Australia Post was already facing criticism for failing to keep up with the pressure.

Their auction included many high-end items including LED televisions, drones and luggage.

The public posted their outrage at the government-owned courier’s auction announcement on social media.

“You mean the stuff they lost or failed to deliver?” one person wrote.

“Uncollected or undelivered, went to post office today saying delivered on 16th, 4 days later not there???”

One questioned the legality of the auction.

“Where is Australia Post’s proof of ownership? Selling something that doesn’t belong to you is illegal.”

“At least rename it for what it is…UNDELIVERED GOODS AUCTION.”

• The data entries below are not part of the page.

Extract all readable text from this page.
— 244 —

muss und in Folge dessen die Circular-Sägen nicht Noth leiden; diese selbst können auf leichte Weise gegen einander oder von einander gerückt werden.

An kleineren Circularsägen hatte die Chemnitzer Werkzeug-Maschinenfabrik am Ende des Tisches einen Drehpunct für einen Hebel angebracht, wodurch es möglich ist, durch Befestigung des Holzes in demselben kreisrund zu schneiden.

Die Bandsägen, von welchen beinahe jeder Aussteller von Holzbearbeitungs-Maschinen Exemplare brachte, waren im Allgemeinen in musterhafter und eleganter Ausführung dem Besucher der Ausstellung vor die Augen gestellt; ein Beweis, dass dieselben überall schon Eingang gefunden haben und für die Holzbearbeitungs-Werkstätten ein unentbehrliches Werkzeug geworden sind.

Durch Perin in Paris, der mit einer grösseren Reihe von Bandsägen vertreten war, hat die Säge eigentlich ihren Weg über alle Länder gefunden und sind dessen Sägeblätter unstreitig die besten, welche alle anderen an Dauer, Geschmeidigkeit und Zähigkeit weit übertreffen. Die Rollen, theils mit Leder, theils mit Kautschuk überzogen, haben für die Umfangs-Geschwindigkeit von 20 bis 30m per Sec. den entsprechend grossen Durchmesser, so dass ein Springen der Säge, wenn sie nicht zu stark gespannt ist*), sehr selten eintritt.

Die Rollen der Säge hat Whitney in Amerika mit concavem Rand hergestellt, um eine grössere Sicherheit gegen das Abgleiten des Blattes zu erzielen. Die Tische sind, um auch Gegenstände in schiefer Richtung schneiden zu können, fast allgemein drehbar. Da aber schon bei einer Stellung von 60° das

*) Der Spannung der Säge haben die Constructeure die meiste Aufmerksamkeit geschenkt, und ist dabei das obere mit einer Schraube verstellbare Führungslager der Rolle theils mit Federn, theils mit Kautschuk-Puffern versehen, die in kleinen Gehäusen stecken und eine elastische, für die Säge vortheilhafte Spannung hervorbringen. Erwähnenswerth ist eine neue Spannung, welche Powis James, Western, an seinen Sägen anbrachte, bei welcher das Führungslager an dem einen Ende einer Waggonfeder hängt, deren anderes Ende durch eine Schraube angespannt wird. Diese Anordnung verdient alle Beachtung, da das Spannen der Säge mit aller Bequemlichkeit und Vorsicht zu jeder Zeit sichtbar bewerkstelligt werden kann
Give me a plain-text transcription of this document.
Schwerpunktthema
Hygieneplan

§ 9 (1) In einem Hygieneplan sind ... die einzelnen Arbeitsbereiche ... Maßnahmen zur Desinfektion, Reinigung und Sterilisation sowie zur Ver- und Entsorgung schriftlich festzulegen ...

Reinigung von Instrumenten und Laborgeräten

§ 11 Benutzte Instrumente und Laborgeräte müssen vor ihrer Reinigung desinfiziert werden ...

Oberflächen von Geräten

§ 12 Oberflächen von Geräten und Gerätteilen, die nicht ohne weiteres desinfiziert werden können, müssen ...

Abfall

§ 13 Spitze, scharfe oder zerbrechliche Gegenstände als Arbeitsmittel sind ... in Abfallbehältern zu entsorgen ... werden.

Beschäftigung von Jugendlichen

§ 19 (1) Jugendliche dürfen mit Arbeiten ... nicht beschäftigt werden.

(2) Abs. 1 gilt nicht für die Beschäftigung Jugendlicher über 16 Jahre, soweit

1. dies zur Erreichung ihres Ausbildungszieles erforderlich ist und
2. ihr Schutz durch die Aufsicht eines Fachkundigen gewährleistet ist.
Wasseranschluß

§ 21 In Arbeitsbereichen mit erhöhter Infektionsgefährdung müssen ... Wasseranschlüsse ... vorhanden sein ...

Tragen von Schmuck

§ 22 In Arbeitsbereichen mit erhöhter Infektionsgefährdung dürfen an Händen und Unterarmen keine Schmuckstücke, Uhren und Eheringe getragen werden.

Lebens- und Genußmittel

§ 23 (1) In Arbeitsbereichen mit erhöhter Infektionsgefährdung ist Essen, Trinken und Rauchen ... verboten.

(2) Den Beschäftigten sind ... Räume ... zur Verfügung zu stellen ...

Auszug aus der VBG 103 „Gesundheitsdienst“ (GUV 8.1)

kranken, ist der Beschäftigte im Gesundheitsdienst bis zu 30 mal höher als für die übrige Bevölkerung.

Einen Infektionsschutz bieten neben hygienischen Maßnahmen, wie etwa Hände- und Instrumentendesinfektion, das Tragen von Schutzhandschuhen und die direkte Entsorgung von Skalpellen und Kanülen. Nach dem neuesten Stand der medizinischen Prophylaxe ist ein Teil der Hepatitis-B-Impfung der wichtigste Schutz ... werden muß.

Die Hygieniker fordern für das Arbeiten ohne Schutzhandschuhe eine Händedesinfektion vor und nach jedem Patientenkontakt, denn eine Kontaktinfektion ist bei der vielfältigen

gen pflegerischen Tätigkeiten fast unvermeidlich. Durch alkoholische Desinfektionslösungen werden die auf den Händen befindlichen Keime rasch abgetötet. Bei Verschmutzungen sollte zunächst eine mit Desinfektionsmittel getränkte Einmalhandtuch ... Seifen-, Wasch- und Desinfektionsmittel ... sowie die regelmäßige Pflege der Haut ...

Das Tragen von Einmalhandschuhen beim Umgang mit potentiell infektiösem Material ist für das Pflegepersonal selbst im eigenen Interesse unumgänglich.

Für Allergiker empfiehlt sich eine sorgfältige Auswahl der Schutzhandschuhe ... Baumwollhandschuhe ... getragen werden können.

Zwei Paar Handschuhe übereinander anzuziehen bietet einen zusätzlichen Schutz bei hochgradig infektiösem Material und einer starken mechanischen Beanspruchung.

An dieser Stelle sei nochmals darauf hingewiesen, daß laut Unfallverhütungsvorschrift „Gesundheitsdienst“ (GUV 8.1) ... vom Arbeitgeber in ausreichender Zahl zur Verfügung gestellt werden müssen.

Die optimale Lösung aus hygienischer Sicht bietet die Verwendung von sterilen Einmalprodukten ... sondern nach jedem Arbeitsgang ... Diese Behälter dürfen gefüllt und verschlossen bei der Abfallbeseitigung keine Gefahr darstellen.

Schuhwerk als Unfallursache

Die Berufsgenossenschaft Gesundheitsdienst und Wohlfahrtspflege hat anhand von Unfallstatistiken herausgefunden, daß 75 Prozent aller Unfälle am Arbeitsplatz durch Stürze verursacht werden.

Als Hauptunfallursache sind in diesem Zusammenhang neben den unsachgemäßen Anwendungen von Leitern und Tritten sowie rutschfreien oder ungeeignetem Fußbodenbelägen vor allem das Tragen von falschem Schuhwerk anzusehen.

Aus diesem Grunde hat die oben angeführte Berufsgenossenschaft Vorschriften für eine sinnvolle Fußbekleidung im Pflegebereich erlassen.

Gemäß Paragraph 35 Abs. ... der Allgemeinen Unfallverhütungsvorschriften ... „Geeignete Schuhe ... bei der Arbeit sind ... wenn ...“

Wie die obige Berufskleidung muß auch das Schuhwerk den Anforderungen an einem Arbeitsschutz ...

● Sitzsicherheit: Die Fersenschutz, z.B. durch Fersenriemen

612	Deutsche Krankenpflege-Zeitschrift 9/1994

“This is totally unacceptable. Most of these items were lost by AP and now they’re trying to sell them back to us. How disgraceful.”

The outcry forced an Australia Post spokesperson to comment on the company’s ability to deliver.

“If an item can’t be delivered due to incorrect addressing and can’t be returned to sender, it is sent to a Mail Redistribution Centre (MRC),” the spokesperson said.

“At the MRC, the item will be opened, catalogued and stored for two months. This catalogue is accessible by our contact centre team who will use it to reunite customers with their missing mail.

“If the two-month retention period lapses and the item hasn’t been claimed, all identifying markings are removed and the item will be auctioned with 100 per cent of the proceeds going to charity.”